The first mechanical perpetual calendar was built around 1762 by the English watchmaker Thomas Mudge, the same man who invented the Swiss lever escapement used in virtually every modern mechanical watch. Mudge's perpetual calendar pocket watch, now in the British Museum, solved a problem no practical device had ever addressed: a calendar that correctly handled the full Gregorian cycle, accounting for months of 28, 29, 30, or 31 days, and knowing which years were leap years, all mechanically, without battery, computer, or reset.
The engineering challenge is bigger than it first appears. The movement must contain a mechanical "memory" of the calendar's full four-year (1,461-day) cycle. Each day, a 24-hour wheel advances the date counter by one; at the end of each month, a month cam, a shaped disk with varied-depth lobes for 28, 29, 30, and 31-day months, tells the date mechanism when to skip. A second cam, rotating once every 48 months, holds the deepest notch for February in a leap year. If any one of these parts is off by even a few hundredths of a millimetre, the watch miscounts a month. Modern perpetual calendars use a 168-position month-cam with the February-29 logic integrated into a single 48-month disk.
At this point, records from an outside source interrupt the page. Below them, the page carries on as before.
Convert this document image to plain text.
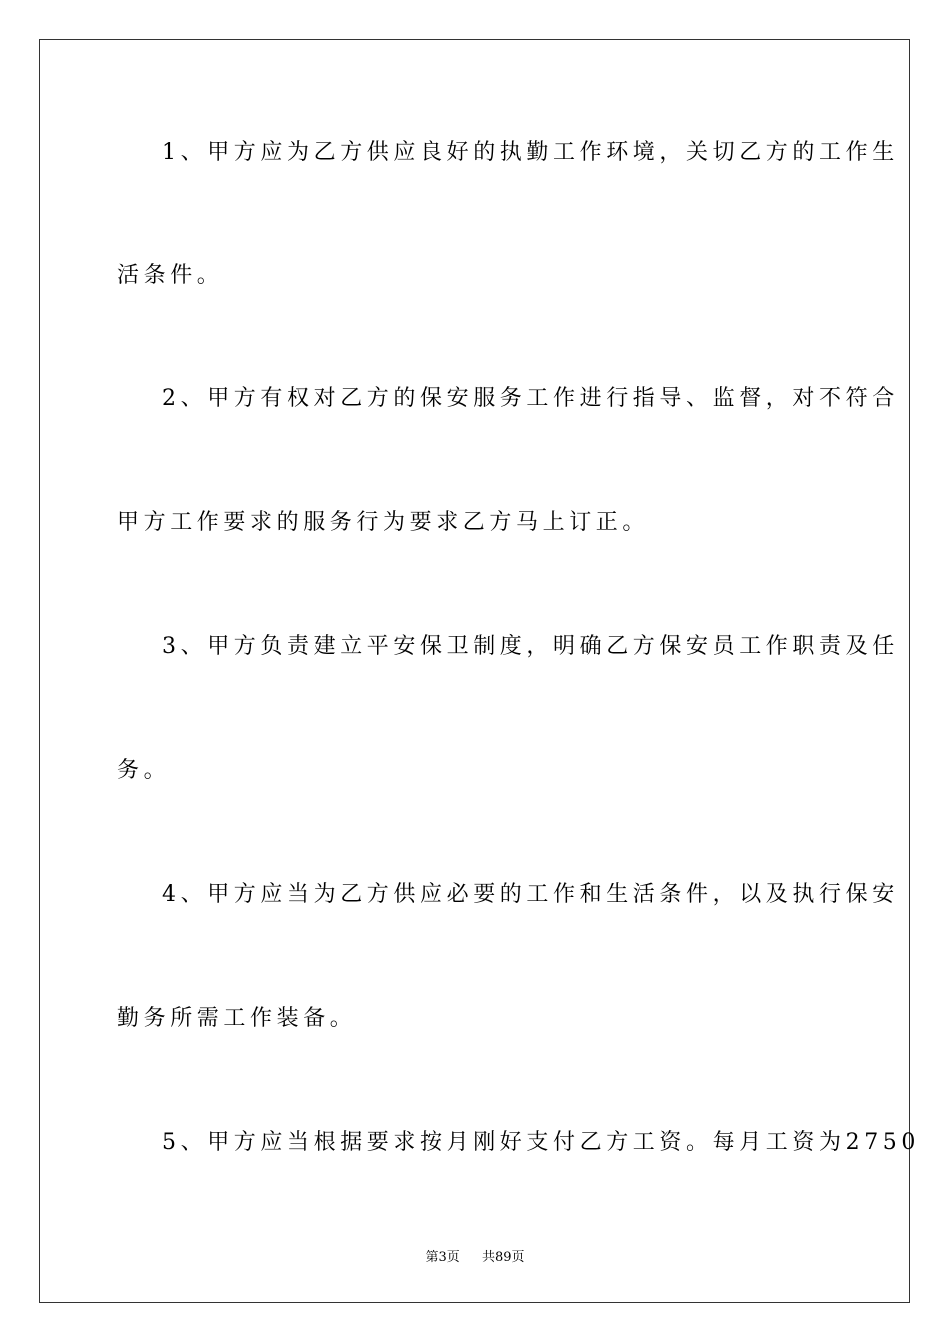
1、甲方应为乙方供应良好的执勤工作环境，关切乙方的工作生
活条件。
2、甲方有权对乙方的保安服务工作进行指导、监督，对不符合
甲方工作要求的服务行为要求乙方马上订正。
3、甲方负责建立平安保卫制度，明确乙方保安员工作职责及任
务。
4、甲方应当为乙方供应必要的工作和生活条件，以及执行保安
勤务所需工作装备。
5、甲方应当根据要求按月刚好支付乙方工资。每月工资为2750
第3页 共89页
"In our metier, the perpetual calendar is the supreme test. You can make a tourbillon that doesn't perform well and still sell it. A perpetual calendar that skips a day is worthless."- Philippe Dufour, in conversation
The perpetual calendar arrived on the wrist in 1925, when Patek Philippe produced the world's first perpetual-calendar wristwatch, a one-off commissioned piece based on a Victorin Piguet pendant-watch movement from 1898. Patek's first serial perpetual-calendar wristwatch, reference 1526, arrived in 1941, followed by the perpetual-calendar chronograph reference 1518 in 1941, the ultimate Patek collectible, now trading at €3–€10 million depending on condition. Audemars Piguet launched its first perpetual in 1955; Vacheron Constantin 1884; Rolex has never made a serial perpetual calendar.
Every modern perpetual calendar will need one manual correction in its lifetime, on 1 March 2100. The Gregorian calendar rule is that a century year is a leap year only if divisible by 400 (2000 was; 2100 is not). Mechanical perpetuals can't practically encode the 400-year rule, so they treat 2100 as a normal leap year and will show February 29 when the actual date is March 1. The owner will have to push the correctors to skip forward one day. Every one of us will be dead before this happens, but every watch made since the 1980s is already counting down to this appointment.
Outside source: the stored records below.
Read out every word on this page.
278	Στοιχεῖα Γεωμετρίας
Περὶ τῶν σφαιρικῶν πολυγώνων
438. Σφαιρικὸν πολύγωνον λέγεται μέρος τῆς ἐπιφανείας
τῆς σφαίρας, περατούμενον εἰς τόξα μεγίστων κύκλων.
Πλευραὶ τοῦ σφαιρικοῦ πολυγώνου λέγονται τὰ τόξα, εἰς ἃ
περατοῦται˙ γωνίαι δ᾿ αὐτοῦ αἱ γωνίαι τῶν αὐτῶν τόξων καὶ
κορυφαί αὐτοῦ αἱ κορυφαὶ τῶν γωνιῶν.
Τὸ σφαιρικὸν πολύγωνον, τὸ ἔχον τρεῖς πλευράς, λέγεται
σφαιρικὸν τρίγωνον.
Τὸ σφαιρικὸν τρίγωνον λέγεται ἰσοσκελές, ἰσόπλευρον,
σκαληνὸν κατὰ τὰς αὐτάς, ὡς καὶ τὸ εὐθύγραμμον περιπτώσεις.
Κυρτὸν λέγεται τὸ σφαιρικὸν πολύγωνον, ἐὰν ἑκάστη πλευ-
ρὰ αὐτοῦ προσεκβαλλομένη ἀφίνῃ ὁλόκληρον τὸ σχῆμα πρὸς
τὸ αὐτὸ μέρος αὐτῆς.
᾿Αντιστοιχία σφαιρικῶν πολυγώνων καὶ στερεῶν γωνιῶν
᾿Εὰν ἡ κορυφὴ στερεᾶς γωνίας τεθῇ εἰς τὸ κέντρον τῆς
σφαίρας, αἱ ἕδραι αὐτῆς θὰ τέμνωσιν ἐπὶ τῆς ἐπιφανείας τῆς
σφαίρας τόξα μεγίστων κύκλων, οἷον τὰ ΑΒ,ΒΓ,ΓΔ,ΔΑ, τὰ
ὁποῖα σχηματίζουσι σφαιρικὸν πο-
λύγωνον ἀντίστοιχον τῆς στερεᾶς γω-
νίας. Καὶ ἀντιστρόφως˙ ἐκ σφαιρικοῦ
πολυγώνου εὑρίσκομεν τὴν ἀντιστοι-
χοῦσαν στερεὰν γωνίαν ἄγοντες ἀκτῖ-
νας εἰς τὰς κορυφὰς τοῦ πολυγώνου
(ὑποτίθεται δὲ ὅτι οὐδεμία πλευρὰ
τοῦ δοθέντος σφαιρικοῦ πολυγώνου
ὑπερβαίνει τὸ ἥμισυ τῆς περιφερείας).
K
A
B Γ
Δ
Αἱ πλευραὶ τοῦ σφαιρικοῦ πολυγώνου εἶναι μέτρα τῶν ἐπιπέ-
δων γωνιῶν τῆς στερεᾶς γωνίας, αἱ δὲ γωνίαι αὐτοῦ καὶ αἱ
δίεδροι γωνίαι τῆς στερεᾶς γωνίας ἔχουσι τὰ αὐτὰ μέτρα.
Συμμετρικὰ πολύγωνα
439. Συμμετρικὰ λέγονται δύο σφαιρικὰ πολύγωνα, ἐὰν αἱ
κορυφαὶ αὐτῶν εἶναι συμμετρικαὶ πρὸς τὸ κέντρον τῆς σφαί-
Annual calendars, a simpler relative, introduced by Patek Philippe in 1996 (reference 5035), handle 30- and 31-day months but require a manual adjustment once a year at the end of February. They cost roughly one-fifth of a perpetual and now outsell perpetuals roughly 10 to 1. The equation of time, the sidereal time, and the secular perpetual (valid without correction for 10,000+ years) exist as exotic extensions, but the standard perpetual calendar, day, date, month, leap year, moon phase, four sub-dials on a classical round dial, remains the aristocrat of mechanical complications.